Lui et Doris, son épouse des 61 dernières années, habitent dans une résidence pour personnes âgées à Grand Falls-Windsor, à une quinzaine de kilomètres au sud-ouest de sa ville natale de Bishop’s Falls.

Vingt-neuf natifs de Terre-Neuve-et-Labrador lui ont succédé et ont disputé au moins un match dans la LNH. Trois d’entre eux ont soulevé la Coupe Stanley — Daniel Cleary avec les Red Wings en 2008, Michael Ryder avec les Bruins de Boston en 2011, et Alex Newhook avec l’Avalanche du Colorado en 2022.

Faulkner, aujourd’hui âgé de 88 ans, occupe une place unique dans l’histoire du hockey à titre de premier joueur de la province à avoir atteint la LNH. Sur une note plus familiale, son frère aîné George, 91 ans, est devenu le premier joueur de Terre-Neuve-et-Labrador à signer un contrat de hockey professionnel. Il a évolué pendant quatre saisons avec les Cataractes de Shawinigan Falls, propriété des Canadiens de Montréal, dans la Ligue sénior du Québec entre 1954 et 1958.

Le parcours d’Alex Faulkner est une magnifique histoire canadienne, alors qu’il était un jeune prodige de 22 ans qui a été remarqué presque par accident alors qu’il dominait la Ligue sénior de Terre-Neuve avec les CeeBees de Conception Bay à Harbour Grace. Lui et George avaient fondé l’équipe avec le propriétaire Frank Moores, qui allait devenir premier ministre de la province.

Dix ans plus tôt, Faulkner et ses quatre frères passaient la majorité de leur temps sur la rivière Exploits, mais pas avant que leur père ne leur en donne la permission.

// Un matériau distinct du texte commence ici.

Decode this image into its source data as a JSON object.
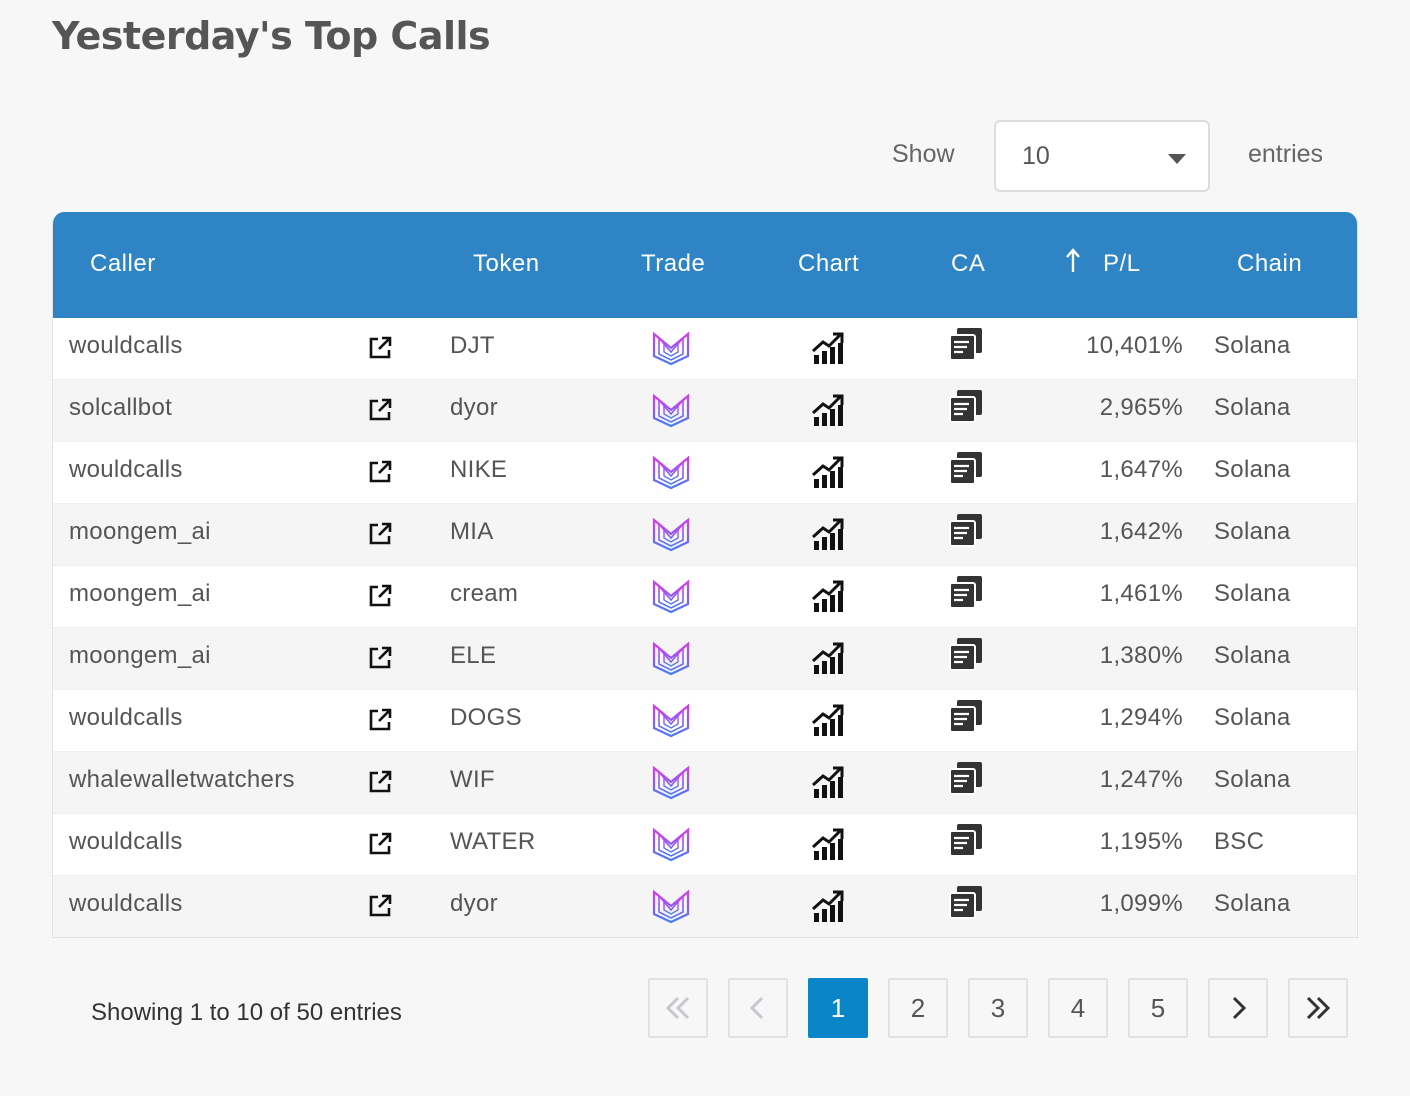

Les garçons jouaient aussi sur la glace du Diamond Pond, un petit étang de Bishop’s Falls, une ville d’environ 2500 âmes fondée en 1909 afin de desservir une usine de pâte et papier et une centrale hydroélectrique. Le fief a grandi de manière modeste dans les années 1920, devenant un centre de services pour la Newfoundland Railway Company et son légendaire train de passagers, le Caribou, surnommé le « Newfie Bullet ».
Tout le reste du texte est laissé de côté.